Göğün çok uzak olduğu bir gündü. Derinliksiz, upuzak bir uzak. Bulutlar yırtık bayrak gibi salkım saçaktılar. Ne bir tayyare izi ne bir uçurtma vardı uzakta. Gök, şehrin üzerine huni gibi kapatılmış deli şapkasıydı. İnsanlar, delirmiş şehirde, sokak ortasında can taşıyorlardı. Hasan başını kaldırıp göğe bakmadı; öyle bir alışkanlığı yoktu. O, çoğu insan gibi, boyundan büyük şeylere bakmazdı. Ağacın büyüklüğü, binanın yüksekliği, kubbenin eğrili onu ilgilendirmiyordu. Şehri tarif et desen, en fazla boyu kadar ederdi.
Tarif aklındaydı:
“Karşıya geçince düz gideceksin, ne sağa ne sola. O binanın önünde dolmuşa bin, üst geçide varmadan in. Yokuş aşağı, önünde elektrik direği olan bina, alt kat. Numuneleri teslim et, dön. Yolda oyalanma, tamam?”
Hasan o adrese gitmedi; gidemedi. Yanlış bir yolla, yanlış bir zamanda, yanlış bir yere gitti. Ve o yanlışın herhangi bir yerinde, herhangi bir zamanda, herhangi birilerince, herhangi bir yere götürüldü. Hasan’ı bağladılar; domuz topu. Hasan’ın canını yaktılar, sigara sön…
Hasan’ı alıp bir arabaya koydular. Arabayı çalıştırıp üst mahalleye gittiler. Mahallenin içinden hızla geçerken, kapıyı açıp Hasan’ı attılar. Hasan dertop olmuş halde vardı bir gecekondunun duvarında durdu. Duvar yüzünü çevirdi, bakamadı; sokak yüzünü çevirdi, bakamadı; mahalle yüzünü çevirdi, bakamadı; gök, utancından mavisini kapadı (şehir hiçbir şey olmamış gibi Marmara’ya aktı)…

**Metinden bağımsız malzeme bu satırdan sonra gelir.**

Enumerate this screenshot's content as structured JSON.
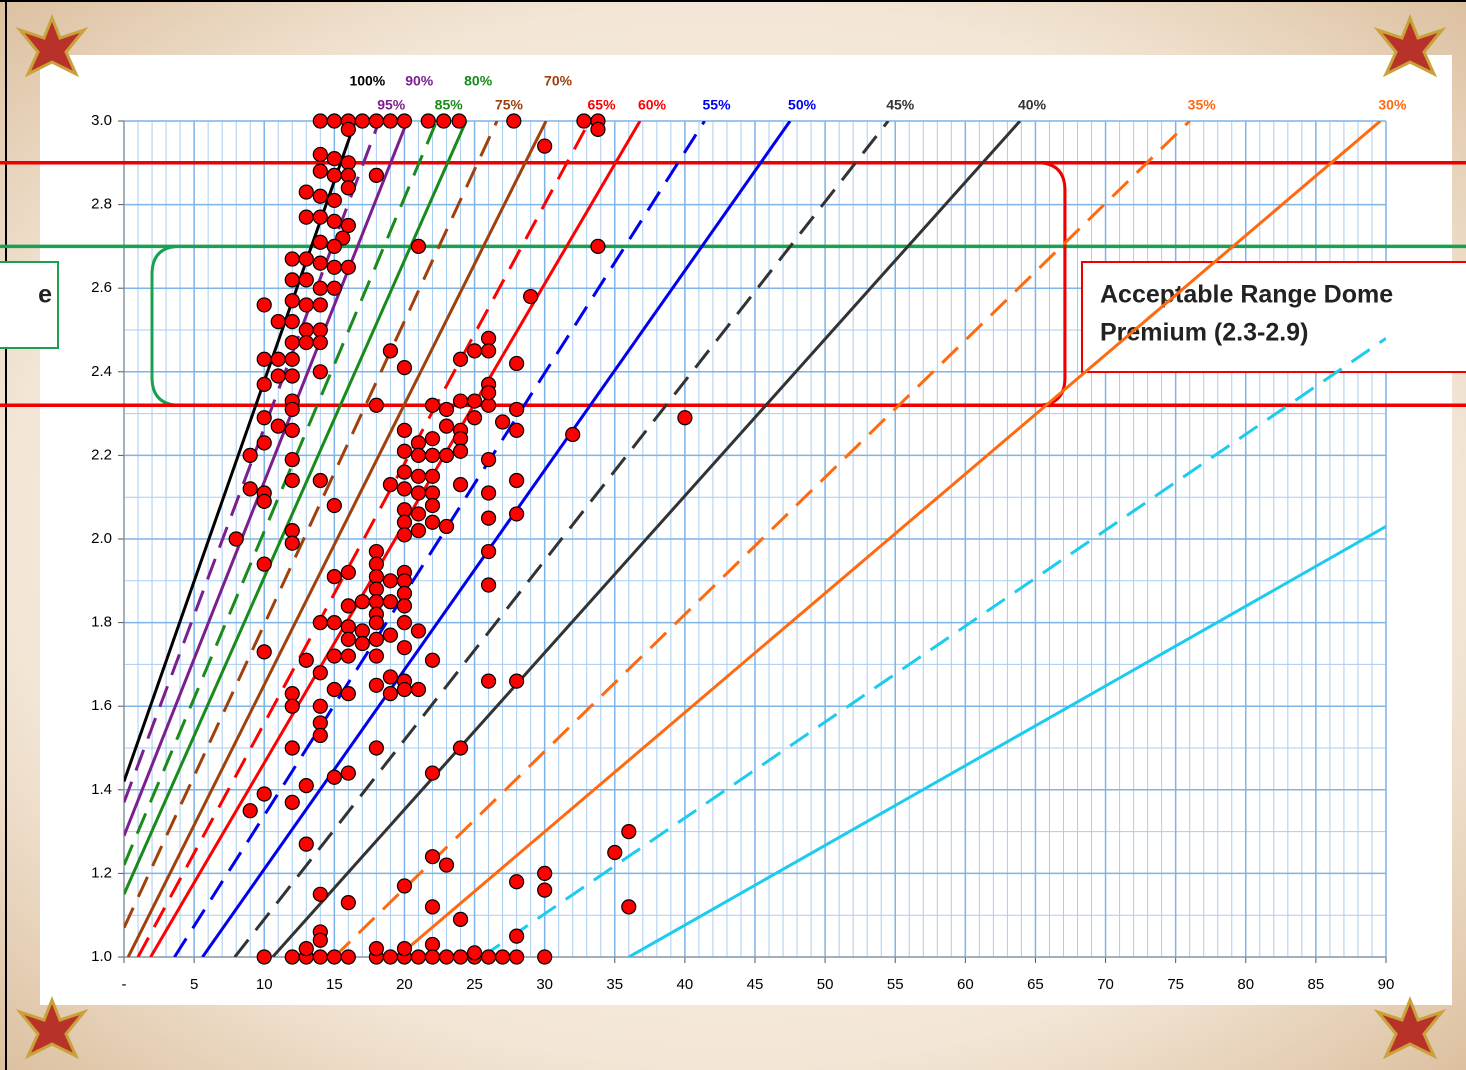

Hava, satır satır karardı. Sıradan bir karanlık; sıradan bir kara, sıradan bir kar, sıradan bir, sıradan, sıra, sır, .
Meğer karanlıkta her şey karanlık olurmuş: karanlık ve …!
Hasan’ı duvar dibinden aldılar
Adressiz bir pusula alır gibi, cam kırıp içeri düşen taşa sarılmış kağıdı açar gibi… Alıp, idare lambasında okudular. Hasan’ın ağzı kapatılmış fakat gözleri açık bırakılmıştı. Açık kalmış gözler, kayıtta unutulmuş kamera misali her şeyi kaydetmişti; lakin görüntü okunamadığından film yanmış zannedildi.
Hasan’ı gönderdiler.
Tabut, vardı Hasan’ın annesinin yüreğine karşı, ocakta köz misali durdu. Hasan’ın annesi yandı yandı yandı; tüttü tüttü tüttü. Tüten kara duman o kadar karaydı ki karanlıkta dahi görülüyordu. O karanlık öbek öbek, boğum boğum, kucak kucak göğe yükseldi. Rüzgar yoktu, hava soğuktu. Anne vardı bulutun üstüne kuruluverdi.
Yüzünü görmek istedi babası, göstermediler. Kimsenin Hasan’a bakacak yüzü yoktu. Toprağı bol kazdılar. Hasan’ı soğuk toprağın üstüne bıraktılar. Mezarın üstünde ateş yaktılar. Yalımlar, yılan dili misali çatal çatal bulutlara uzandı. Anne ısındı, yağmur olup yağmaya başladı. Anne ağladı, bulut açıldı. Bulut açıldı, güneş göründü.
Sonbahar, bir tırpan gibi geçti köyün üzerinden. Kara duman süzüm süzüm süzüldü aşağıya; varıp eşarp oldu Hasan’ın annesinin başına.